SMK Maliga Gelar Upacara Bendera Rutin Minggu ke-4 Bulan April
Suasana khidmat menyelimuti lapangan utama SMK Ma’arif 5 Kotagajah pada Senin (27 April 2026). Seluruh siswa, guru, dan staf berkumpul untuk melaksanakan upacara bendera rutin yang menjadi momentum penguatan karakter bagi seluruh Keluarga Besar SMK Ma’arif 5 Kotagajah.
Pada kesempatan kali ini, bertindak sebagai Pembina Upacara adalah Ibu Melisa Handayani,S.Pd . Dalam amanatnya, beliau memberikan pembinaan dengan tema “Menghitung Masa Depan dengan Rumus Kedisiplinan.”

Dalam pengarahan yang diberikan, Ibu Melisa menyampaikan hal-hal beikut : Masa depan bukanlah sebuah undian keberuntungan, melainkan hasil dari konstruksi yang kita bangun hari ini. Jika masa depan diibaratkan sebagai sebuah bangunan, maka Disiplin, Ulet, Tekun, dan Konsisten adalah fondasi dan pilar utamanya.
1. Disiplin: Kompas dan Kendali Diri
Disiplin adalah kemampuan untuk melakukan apa yang seharusnya dilakukan, bukan apa yang ingin dilakukan
Tanpa disiplin, potensi sebesar apa pun akan terbuang percuma. Disiplin mengatur waktu, energi, dan fokus agar tetap berada pada jalur yang benar.
Seseorang yang disiplin memiliki manajemen waktu yang baik, sehingga target-target kecil menuju masa depan dapat tercapai tepat waktu.

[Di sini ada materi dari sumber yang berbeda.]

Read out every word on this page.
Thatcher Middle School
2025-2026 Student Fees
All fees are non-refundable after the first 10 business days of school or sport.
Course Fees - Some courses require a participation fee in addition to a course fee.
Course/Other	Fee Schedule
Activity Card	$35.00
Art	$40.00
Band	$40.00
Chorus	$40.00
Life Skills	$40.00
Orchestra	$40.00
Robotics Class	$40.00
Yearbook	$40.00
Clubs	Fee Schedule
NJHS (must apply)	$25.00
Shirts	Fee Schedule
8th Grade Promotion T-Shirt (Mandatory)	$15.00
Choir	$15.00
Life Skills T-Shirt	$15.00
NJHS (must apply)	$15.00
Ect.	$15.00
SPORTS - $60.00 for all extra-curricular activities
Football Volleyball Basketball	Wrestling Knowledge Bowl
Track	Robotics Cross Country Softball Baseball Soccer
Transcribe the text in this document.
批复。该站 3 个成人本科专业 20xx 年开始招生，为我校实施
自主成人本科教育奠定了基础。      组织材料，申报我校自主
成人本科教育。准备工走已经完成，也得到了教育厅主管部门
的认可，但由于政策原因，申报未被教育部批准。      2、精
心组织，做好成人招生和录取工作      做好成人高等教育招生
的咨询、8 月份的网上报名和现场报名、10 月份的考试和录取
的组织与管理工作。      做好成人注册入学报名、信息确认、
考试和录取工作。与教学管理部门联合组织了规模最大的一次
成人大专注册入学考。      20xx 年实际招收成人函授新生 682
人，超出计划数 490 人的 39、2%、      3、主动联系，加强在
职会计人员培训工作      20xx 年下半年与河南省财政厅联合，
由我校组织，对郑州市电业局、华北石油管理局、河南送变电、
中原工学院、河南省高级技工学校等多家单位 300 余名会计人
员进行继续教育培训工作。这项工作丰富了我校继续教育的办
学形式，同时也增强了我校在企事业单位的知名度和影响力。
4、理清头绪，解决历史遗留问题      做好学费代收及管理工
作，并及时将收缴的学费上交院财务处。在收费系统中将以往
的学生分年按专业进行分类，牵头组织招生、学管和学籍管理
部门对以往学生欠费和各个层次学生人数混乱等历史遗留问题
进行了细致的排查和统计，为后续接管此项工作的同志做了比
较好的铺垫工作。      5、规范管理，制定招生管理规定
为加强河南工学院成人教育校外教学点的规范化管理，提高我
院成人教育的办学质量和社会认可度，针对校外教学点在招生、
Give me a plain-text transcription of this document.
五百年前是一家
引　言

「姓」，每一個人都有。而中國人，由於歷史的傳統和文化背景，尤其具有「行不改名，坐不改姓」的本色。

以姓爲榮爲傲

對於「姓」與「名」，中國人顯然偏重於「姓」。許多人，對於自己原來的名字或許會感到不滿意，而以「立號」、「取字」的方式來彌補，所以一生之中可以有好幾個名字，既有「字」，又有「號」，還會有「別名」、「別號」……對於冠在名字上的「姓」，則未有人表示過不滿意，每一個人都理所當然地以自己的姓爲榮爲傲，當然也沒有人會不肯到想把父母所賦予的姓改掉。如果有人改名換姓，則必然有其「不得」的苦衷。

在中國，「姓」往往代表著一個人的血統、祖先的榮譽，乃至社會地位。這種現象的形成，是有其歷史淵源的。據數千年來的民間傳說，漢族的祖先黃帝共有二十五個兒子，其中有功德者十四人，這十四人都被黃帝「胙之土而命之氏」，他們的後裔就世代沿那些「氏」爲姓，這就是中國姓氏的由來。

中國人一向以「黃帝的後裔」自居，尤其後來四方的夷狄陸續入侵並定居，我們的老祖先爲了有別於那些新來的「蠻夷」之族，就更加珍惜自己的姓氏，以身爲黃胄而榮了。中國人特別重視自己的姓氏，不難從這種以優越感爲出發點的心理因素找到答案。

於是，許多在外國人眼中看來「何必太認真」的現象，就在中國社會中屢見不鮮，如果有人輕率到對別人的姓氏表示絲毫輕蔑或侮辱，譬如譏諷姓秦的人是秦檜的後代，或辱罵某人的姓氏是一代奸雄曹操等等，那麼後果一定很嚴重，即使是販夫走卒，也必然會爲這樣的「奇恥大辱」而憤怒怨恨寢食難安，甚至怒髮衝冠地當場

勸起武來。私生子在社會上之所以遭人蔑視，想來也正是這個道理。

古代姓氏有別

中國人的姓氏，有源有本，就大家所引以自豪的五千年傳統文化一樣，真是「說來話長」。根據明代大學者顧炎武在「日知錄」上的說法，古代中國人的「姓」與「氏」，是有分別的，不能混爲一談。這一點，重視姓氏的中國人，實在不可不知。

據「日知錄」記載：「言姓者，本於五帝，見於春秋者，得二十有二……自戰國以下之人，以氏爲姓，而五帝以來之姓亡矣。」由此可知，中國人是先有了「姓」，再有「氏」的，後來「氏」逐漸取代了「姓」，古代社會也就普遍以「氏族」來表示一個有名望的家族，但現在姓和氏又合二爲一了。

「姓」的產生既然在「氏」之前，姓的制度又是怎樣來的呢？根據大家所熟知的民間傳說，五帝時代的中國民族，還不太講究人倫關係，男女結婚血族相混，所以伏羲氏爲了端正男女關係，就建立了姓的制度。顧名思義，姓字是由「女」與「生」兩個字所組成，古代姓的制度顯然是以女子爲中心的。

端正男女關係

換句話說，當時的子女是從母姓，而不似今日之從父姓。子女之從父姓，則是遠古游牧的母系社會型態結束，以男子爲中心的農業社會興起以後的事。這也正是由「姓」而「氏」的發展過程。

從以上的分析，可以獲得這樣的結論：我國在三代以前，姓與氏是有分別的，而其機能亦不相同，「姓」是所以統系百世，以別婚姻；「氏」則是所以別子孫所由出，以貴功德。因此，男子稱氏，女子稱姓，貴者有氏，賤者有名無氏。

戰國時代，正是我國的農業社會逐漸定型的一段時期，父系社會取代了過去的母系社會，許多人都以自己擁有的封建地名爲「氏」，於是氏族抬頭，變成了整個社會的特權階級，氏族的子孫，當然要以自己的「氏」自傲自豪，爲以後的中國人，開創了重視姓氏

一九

2. Ulet: Daya Tahan Terhadap Hambatan
Keuletan adalah mentalitas “pantang menyerah”. Dalam perjalanan menuju masa depan, kegagalan dan rintangan adalah hal yang pasti terjadi.
Menjadi mesin penggerak saat situasi menjadi sulit. Orang yang ulet tidak melihat kegagalan sebagai akhir, melainkan sebagai data untuk perbaikan.
Membentuk karakter yang tangguh dan tidak mudah goyah oleh tekanan lingkungan atau persaingan yang ketat.
3. Tekun: Kedalaman dalam Keahlian
Jika ulet berkaitan dengan daya tahan, maka tekun berkaitan dengan fokus dan ketelitian.
Ketekunan membuat seseorang mampu menguasai suatu bidang secara mendalam (mastery). Di era modern, keahlian yang spesifik dan mendalam sangat dihargai tinggi.
Menghasilkan kualitas kerja yang tinggi dan minim kesalahan, sehingga nilai jual (value) diri Anda di masa depan akan meningkat secara signifikan.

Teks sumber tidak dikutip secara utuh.